Organizations have been gearing up over the past few years to support the needs of today’s omnichannel customer service enterprise, with the goal of offering a seamless consumer experience through available shopping channels.
Now it’s time to change. Again.
The customer service game has leveled up with the advent of multimodal service. Where in the past a customer would engage in a linear progression of channel usage and escalation (engaging via a single channel and another separate channel, if needed, to resolve an issue or gain information), today’s multimodal customers have a very different engagement pattern.
Now, they use multiple customer service channels simultaneously (e.g., live chatting while Web browsing). And with multimodal customer service soon to be the new norm, it’s important to understand the implications, challenges and opportunities in servicing today’s consumer.

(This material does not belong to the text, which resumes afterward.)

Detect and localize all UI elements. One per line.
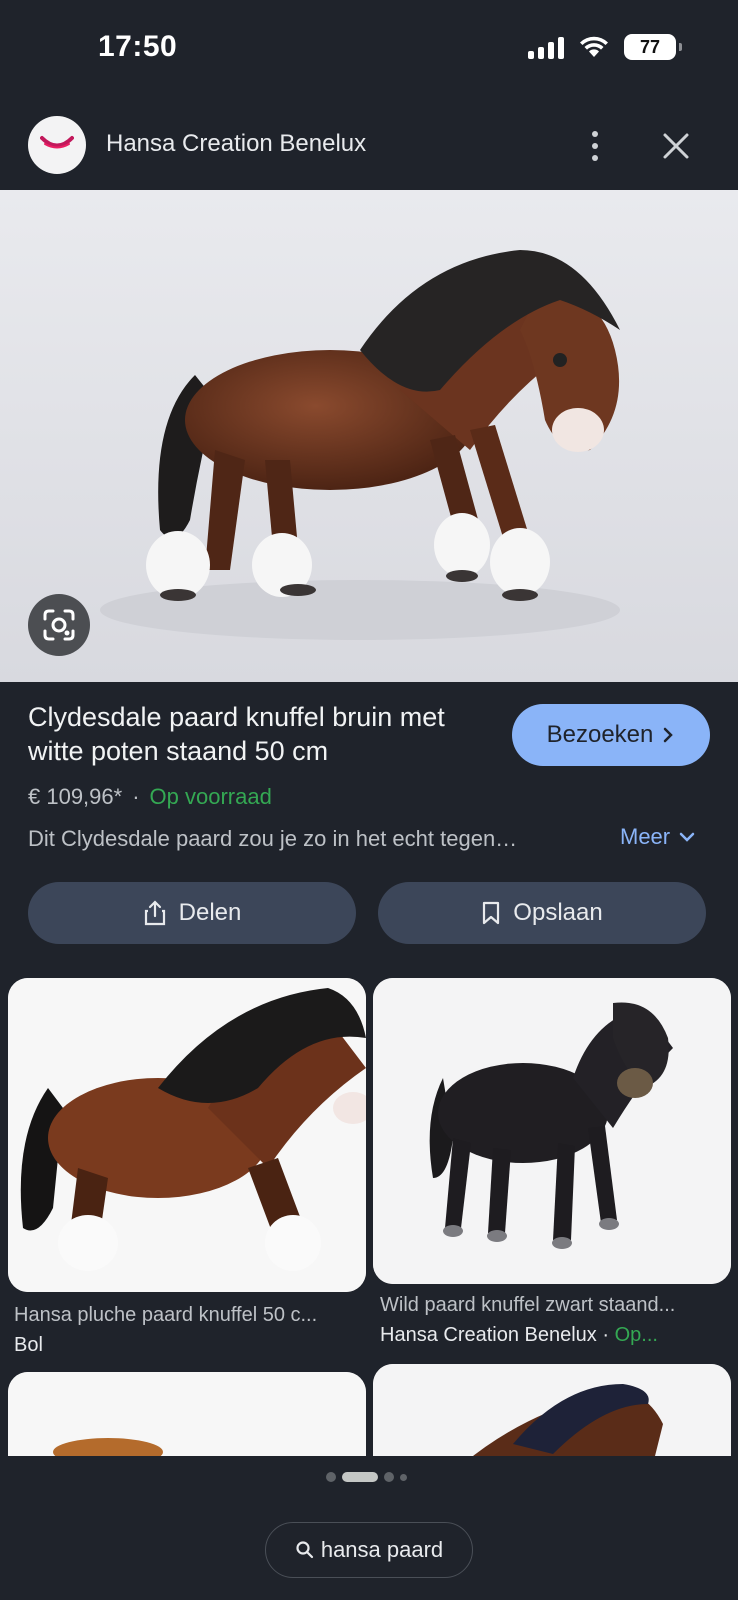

Multimodal Contact Center Implications
Mobile devices have been a great facilitator of the multimodal era. As they become more advanced and can support multiple channels at the same time (text and voice, Internet access and voice, app and chat, etc.), consumers adept at multitasking have begun to expect the same in their customer service experience.
In the hands of the contact center agent, the ability to add channels when needed can greatly enhance the explanation, illustration and expedition of customer service processes – to provide relevant context to make the process faster, easier and more rewarding for the customer. For example, a customer dealing with a flight cancellation on the phone with a customer service agent can have a list of available flights emailed or presented in a browser or app for a quick overview of all available options.

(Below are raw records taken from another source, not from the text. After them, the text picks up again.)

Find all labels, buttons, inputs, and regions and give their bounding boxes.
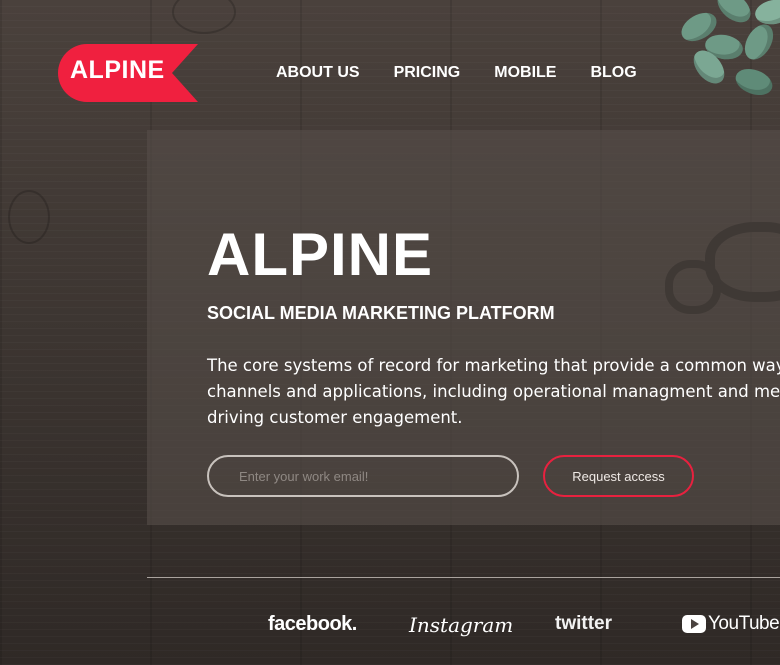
facebook-logo: facebook. xyxy=(268,613,357,635)
main-nav: ABOUT US PRICING MOBILE BLOG xyxy=(276,64,671,82)
request-access-button[interactable]: Request access xyxy=(543,455,694,497)
brand-logo[interactable]: ALPINE xyxy=(58,44,198,102)
email-field-wrapper xyxy=(207,455,519,497)
youtube-play-icon xyxy=(682,615,706,633)
youtube-logo: YouTube xyxy=(682,613,780,635)
logo-text: ALPINE xyxy=(70,56,165,84)
hero-description-line: driving customer engagement. xyxy=(207,408,463,427)
twitter-logo: twitter xyxy=(555,613,612,634)
nav-pricing[interactable]: PRICING xyxy=(394,64,461,82)
hero-subtitle: SOCIAL MEDIA MARKETING PLATFORM xyxy=(207,303,555,323)
nav-blog[interactable]: BLOG xyxy=(590,64,636,82)
divider xyxy=(147,577,780,578)
instagram-logo: Instagram xyxy=(409,613,514,637)
hero-title: ALPINE xyxy=(207,221,434,288)
youtube-label: YouTube xyxy=(708,613,780,634)
plant-decoration xyxy=(660,0,780,125)
nav-mobile[interactable]: MOBILE xyxy=(494,64,556,82)
wood-knot xyxy=(8,190,50,244)
nav-about-us[interactable]: ABOUT US xyxy=(276,64,360,82)
hero-description-line: channels and applications, including ope… xyxy=(207,382,780,401)
email-input[interactable] xyxy=(209,457,517,495)
hero-description-line: The core systems of record for marketing… xyxy=(207,356,780,375)
hero-description: The core systems of record for marketing… xyxy=(207,353,780,431)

But, with the shocking number of channel combinations possible for each and every customer interaction, one might be led to believe that multimodal opens up a whole new level of complexity -- something the contact center can ill afford.
Context is Key
As with any multiple channel approach, it’s up to the contact center to pull everything together to ensure that interactions are complete, consistent and coherent. In the multimodal scenario, it’s context that helps contact centers discern exactly what combination of channels best meets the needs of each customer and his or her concerns. Organizations must understand -- in what situation is a channel most appropriate?